MM: Aşırı sağın yükselişi gökten zembille inmedi
15 Mayıs 2019Alman Federal Emniyet Teşkilatı‘nın (BKA) 2018 siyasi suçlar raporu, Koblenz'te yayımlanan Rhein-Zeitung'un gündeminde. Gazetenin yorumunda aşırı sağcı şiddetin yükselişte olması ele alınıyor:
"Aşırı sağcı grupların ağının giderek genişlediği gözlemleniyor. Geçen yaz gerçekleşen kanlı Chemnitz olaylarına verilen tepkiler, bu grupların saatler içerisinde yüzlerce, günler içerisinde de binlerce kişiyi sokağa dökebildiklerini zaten su yüzüne çıkarmıştı. Güvenlik birimlerinin aşırı sağcı şiddetle mücadelede rol üstlenen personel sayısını artırması iyi bir gelişme."
Mannheimer Morgen gazetesinde yer alan yorumda ise, aşırı sağın yükselişi ile Alman merkez siyasetinin dilinin son yıllarda değişmesi arasında parallelik kuruluyor:
"Birkaç ay önce Chemnitz'teki eylemlerde olduğu gibi, aşırı sağcıların internette daha iyi örgütlenmeleri, devlet ve güvenlik organları adına iletişimde bulunmaları sözkonusu olamaz. Böyle bir şeyin yeniden meydana gelmesine asla izin verilmemeli. Ancak bu yaşananlar gökten zembille inmedi. Bunlar, siyasi iklimin değişime uğramasının bir sonucu, ki bunun altında (İçişleri Bakanı Horst) Seehofer'in ve nice siyasetçinin de imzası var.
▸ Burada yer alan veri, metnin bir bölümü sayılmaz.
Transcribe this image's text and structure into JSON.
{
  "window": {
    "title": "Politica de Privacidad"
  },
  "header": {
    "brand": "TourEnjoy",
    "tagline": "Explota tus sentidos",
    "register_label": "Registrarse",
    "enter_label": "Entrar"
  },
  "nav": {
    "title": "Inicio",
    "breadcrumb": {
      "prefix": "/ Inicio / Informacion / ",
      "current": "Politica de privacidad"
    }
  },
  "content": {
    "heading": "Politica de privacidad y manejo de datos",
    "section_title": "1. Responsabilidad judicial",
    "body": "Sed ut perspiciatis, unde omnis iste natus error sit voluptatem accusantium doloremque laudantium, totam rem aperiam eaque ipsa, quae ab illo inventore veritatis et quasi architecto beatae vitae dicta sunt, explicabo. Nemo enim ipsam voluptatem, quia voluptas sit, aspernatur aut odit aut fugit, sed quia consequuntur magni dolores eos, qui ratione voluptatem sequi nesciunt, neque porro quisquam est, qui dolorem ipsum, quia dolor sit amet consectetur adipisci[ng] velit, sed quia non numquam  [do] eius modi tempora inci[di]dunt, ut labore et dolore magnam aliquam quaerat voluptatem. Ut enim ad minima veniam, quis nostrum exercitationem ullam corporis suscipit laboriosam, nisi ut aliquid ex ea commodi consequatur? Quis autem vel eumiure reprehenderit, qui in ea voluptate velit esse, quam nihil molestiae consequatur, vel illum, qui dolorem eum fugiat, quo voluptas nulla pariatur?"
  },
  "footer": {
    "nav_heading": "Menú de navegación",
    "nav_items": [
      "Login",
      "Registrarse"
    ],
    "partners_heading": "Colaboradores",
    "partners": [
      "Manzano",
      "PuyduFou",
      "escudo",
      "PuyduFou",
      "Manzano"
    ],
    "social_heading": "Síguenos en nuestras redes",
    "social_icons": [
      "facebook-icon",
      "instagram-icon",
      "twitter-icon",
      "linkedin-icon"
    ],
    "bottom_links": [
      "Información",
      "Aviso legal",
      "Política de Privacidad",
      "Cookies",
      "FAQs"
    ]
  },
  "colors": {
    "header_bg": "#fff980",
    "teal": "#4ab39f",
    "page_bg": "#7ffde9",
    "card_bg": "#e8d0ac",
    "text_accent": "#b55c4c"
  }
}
Önceden tasavvur edilemez olan ifade biçimleri, son birkaç yılda olağan hale geldi."
Frankfurter Allgemeine Zeitung'daki yorumda ise, Avrupa Birliği'nin (AB) ABD'den bağımsız bir savunma politikası gütme arzularına odaklanılıyor:
"Trump yönetiminin, AB ile yeni savunma politikası işbirliğinden hoşnutsuz olması şaşırtıcı değil. Amerikalı politikacılar, Avrupalıların askeri özgürleşim çabalarını her daim kuşkuyla karşıladı. NATO onların gözünde daha iyi çünkü orada ortaklarını kontrol altında tutabiliyorlar. Bu yüzden Avrupa merkezli silahlanma projeleri yalnızca bir iş ve para meselesi değil, aynı zamanda siyasi bir mesele: AB, ABD'den ne derece bağımsız olmalı? Trump göreve geldiğinden beri yanıt maalesef 'mümkün olabildiğince bağımsız'. Müttefiklerinin çıkarlarını umursamayan ve herkesi ilgilendiren ittifakı sürekli sorgulayan bir başkana bel bağlanmaz… Eğer AB için savunma önemliyse, bunu kendi gücüyle yapması gerekecek."
Wiesbadener Kurier gazetesinde ise, Alman kimya ve ilaç devi Bayer'in geçen yıl satın aldığı Monsanto firmasının ürettiği, glifosat içeren zirai ilaç Roundup ile ilgili dava mercek altına alınıyor. Gazete sütunlarında, ABD'deki mahkemede Monsanto'ya iki milyar dolar ceza verilmesi yorumlanıyor:
"Monsanto anlaşmasının toplumsal ve finansal sonuçlarına ilişkin uyarılar bol miktarda mevcuttu. Şirket yönetimi hasar kontrolü yapmayı bile beceremiyor ve bu süreçte izleyici rolünü üstlenmiş vaziyette. Çünkü şirketin kaderi, artık kendi ellerinde bulunmuyor. Şirketin kaderi artık Amerikalı yargıçların elinde."